Describing their son in words typical to parents of kids with Down Syndrome, “He’s normally a happy, loving kid. We hadn’t expected him to go through a teenage rebellion period but, what the heck, he’s allowed. Then we realized that this is something different. Something darker. We’re worried about him.”

The 15 year old boy was just as his parents described. He didn’t seem troubled, he seemed burdened. He glanced over at me and it was as if he was looking at me from a long way off, not as if we were in a room together. But he was curious. He became present in his eyes. “How long you been in a wheelchair?”

Somehow, I knew my answer mattered. I didn’t want to lie, but I really didn’t want to tell the truth either. Right now I wanted to identify with the chair. “A long time now,” well three years is a long time. “What is it like?”

Truth. “I’m fine with it, others aren’t so good.”

“What do you mean?”

“Oh, you know, staring, laughing, a bit of bullying … that kind of stuff.”

“Huh,” a non-committal sound. I thought I’d hit the mark and his sound let me know I’d missed. Damn that was my best play.

“So how long you been ….”

“Down Syndrome? I was borne …”

“No, I know that,” I didn’t want him to think I was stupid, “how long you been upset like this?”

“Since the show,” he said and made a face like he slipped.

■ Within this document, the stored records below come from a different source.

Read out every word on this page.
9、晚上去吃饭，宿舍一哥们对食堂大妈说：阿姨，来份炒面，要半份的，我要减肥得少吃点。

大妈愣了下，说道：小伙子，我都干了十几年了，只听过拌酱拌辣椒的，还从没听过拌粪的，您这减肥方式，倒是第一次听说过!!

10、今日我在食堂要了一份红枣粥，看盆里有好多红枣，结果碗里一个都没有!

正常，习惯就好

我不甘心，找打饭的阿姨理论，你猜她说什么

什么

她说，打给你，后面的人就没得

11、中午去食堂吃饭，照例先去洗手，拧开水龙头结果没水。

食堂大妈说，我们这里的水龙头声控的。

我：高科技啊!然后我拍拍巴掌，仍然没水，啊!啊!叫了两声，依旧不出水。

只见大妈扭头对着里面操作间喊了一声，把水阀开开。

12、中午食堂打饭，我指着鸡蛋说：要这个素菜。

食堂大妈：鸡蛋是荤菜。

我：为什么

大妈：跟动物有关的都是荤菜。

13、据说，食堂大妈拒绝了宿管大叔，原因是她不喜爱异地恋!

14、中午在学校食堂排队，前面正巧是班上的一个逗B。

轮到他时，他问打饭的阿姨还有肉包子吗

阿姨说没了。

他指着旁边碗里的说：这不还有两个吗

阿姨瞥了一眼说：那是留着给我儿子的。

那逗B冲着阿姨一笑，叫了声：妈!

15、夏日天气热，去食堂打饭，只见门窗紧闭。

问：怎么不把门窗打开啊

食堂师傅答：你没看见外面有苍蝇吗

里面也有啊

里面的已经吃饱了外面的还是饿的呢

It took a little while but he gave in, I think primarily because he’d been upset for too long. He was tired of it all. He told me that he had been home watching television and he switched to a show that was about Down Syndrome. he said that they were talking about a ‘cure’ for Down Syndrome and he realized later that 'cure’ meant 'elimination’. That most parents choose to not have a child with Down Syndrome. That there was a future without Down Syndrome in it. He was devastated.

For weeks he’s worried about it. About his friends with Down Syndrome. About his parents, did they have the test? Would they have gotten rid of him if they had the chance? He was scared to ask them. Scared about what their answer might have been. After all this, told to me in tone of upset and defiance even, ended in tears. He was afraid that he had slipped by the tests, that he wasn’t really wanted. He now understood exactly where he stood in the world.